Она прижалась к нему своим обнаженным телом, и через некоторое время – Ангелос даже не знал, сколько времени прошло, – перестала дрожать.
В конце концов, Талия пришла в себя, будто после какого‑то транса. Отпрянув от него, она ошарашенно взглянула на Ангелоса, осознав, в каком она виде. По ее обнаженному телу стекала вода, мокрые волосы прилипли к спине.
Талия открыла рот, но ничего не могла сказать, и Ангелос понял, какой она испытывает шок. А он нисколько не смущался, хотя сидел в ванной полностью одетый и баюкал в руках обнаженную женщину.
Спокойно дотянувшись до крана, он выключил воду. Ванная комната наполнилась душным молчанием; Ангелос встал, почувствовав, что его рубашка прилипла к телу, а волосы к голове.
– Сейчас я дам тебе полотенце, – сказал Ангелос.
Талия ничего не ответила. Ангелос взял большое махровое полотенце с полки, и Талия вышла из душа на трясущихся ногах. Одной рукой она держалась за стенку.
– Я… – начала она, но голос ее сорвался.
– Не надо, – остановил ее Ангелос. Он бережно укутал ее в полотенце, прикрыв наготу. – Я хотел сказать, не смущайся, – пояснил он.
Лицо ее горело, и явно не только от горячей воды. Талия опустила голову, чтобы не смотреть на него.
– Как же мне не смущаться? – сдавленно прошептала она. Она закрыла глаза, и по ее щеке потекла одинокая слеза.
– Талия… – Сердце Ангелоса сжалось от незнакомого ему чувства, и он вытер пальцем эту слезу. – Прости, я не знал, что ты так боишься грозы.
– Откуда тебе знать? – Глаза ее все еще были закрыты, и еще одна слеза скатилась по ее щеке.

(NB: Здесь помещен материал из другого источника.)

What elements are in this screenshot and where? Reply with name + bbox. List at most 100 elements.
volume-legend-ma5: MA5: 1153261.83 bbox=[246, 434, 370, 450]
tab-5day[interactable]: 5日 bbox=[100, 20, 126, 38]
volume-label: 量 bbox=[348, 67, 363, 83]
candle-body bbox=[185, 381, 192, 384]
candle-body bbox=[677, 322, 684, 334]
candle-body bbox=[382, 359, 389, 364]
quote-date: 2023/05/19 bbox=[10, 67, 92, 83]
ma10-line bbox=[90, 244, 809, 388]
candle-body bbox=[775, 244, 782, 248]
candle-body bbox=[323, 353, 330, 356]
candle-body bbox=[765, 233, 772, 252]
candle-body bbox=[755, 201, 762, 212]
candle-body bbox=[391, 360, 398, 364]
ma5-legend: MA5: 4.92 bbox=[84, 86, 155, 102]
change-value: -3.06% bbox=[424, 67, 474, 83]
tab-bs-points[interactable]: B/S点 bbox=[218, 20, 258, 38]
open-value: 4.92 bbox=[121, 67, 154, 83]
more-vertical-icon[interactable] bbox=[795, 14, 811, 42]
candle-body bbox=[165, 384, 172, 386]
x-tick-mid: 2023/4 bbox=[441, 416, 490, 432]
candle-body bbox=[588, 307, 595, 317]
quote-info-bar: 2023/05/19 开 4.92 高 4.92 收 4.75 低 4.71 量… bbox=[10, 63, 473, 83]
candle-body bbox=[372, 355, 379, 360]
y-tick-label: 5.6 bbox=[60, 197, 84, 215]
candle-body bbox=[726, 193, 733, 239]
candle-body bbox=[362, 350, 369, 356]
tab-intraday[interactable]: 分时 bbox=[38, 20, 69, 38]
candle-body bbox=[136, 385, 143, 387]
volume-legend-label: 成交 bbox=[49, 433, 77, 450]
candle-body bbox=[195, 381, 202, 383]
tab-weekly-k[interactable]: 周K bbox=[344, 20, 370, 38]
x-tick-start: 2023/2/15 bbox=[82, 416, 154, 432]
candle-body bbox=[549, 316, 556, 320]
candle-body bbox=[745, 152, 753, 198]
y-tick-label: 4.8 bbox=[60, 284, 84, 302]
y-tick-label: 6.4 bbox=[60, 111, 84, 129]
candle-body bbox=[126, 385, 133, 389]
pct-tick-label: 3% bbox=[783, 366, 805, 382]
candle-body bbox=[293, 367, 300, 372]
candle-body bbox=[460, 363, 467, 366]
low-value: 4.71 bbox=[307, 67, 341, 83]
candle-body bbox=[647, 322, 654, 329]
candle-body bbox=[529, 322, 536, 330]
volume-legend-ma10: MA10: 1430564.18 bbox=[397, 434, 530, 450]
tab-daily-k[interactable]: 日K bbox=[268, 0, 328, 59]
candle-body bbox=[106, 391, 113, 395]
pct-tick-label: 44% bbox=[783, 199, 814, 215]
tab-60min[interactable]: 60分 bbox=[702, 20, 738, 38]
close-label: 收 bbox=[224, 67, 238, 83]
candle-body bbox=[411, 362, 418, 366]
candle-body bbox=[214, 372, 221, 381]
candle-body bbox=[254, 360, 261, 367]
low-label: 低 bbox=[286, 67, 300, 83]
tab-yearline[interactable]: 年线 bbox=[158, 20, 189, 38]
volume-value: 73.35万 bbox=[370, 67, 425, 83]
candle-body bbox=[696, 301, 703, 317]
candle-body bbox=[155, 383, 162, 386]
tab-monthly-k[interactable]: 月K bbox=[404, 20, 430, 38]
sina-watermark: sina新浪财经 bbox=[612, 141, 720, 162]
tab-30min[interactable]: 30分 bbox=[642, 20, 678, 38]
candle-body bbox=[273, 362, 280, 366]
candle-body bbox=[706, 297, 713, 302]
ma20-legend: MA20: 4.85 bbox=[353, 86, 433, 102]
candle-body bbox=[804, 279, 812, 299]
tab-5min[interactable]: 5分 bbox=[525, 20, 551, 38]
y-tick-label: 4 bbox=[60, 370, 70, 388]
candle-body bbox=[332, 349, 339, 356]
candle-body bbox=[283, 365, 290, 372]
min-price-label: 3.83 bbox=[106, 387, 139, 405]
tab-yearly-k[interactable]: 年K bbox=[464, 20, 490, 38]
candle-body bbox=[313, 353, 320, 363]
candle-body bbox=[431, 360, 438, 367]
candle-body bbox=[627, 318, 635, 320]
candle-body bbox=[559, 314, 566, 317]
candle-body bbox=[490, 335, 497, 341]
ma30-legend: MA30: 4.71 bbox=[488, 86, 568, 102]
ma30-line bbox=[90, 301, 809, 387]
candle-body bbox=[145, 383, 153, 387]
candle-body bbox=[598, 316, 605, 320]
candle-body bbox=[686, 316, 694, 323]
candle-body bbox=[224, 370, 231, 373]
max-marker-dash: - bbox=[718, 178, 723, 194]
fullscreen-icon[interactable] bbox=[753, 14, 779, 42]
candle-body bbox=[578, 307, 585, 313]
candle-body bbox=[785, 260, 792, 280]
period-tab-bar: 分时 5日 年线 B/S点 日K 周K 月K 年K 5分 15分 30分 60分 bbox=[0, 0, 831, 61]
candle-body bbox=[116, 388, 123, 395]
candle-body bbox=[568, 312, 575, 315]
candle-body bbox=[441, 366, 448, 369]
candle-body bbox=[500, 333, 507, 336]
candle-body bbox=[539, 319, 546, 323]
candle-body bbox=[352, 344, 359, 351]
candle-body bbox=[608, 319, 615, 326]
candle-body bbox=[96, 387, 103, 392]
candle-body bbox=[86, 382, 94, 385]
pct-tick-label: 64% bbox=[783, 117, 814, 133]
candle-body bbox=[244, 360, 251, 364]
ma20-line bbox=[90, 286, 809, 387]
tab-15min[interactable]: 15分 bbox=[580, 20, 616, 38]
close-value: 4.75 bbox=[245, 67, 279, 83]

– О, Талия… – Ни о чем не думая, Ангелос подхватил ее на руки и понес в спальню. Он бережно положил ее на кровать, а она смотрела на него во все глаза, сжимая на груди полотенце.
– Ты весь мокрый.
Ангелос взглянул на свою одежду.
– И вода капает на пол.
– Пустяки. Не переживай об этом, – сказал Ангелос. – Пойду переоденусь. – Он с удовольствием отметил, что на ее лице мелькнуло разочарование. – Я вернусь, – пообещал он. – Проверить тебя.
Талия кивнула, и Ангелос неохотно вышел из комнаты. Оказавшись в своей спальне, он снял с себя мокрую одежду, поражаясь своей наглости. Ведь он раздел няню дочери, обнимал ее в душе – о чем он думал в этот момент? Но он не думал ни о чем. Он просто откликнулся на ее отчаяние и боль. И на свою боль тоже.
И было так прекрасно после долгого перерыва держать женщину в своих объятиях. Утешать ее и быть тем, кто был ей нужен в тяжелый момент. А он хотел быть нужным. Он хотел быть защитником и утешителем, быть значимым для кого‑то.
Что с ним происходит? Он воспользовался ее болью, чтобы унять свою собственную боль?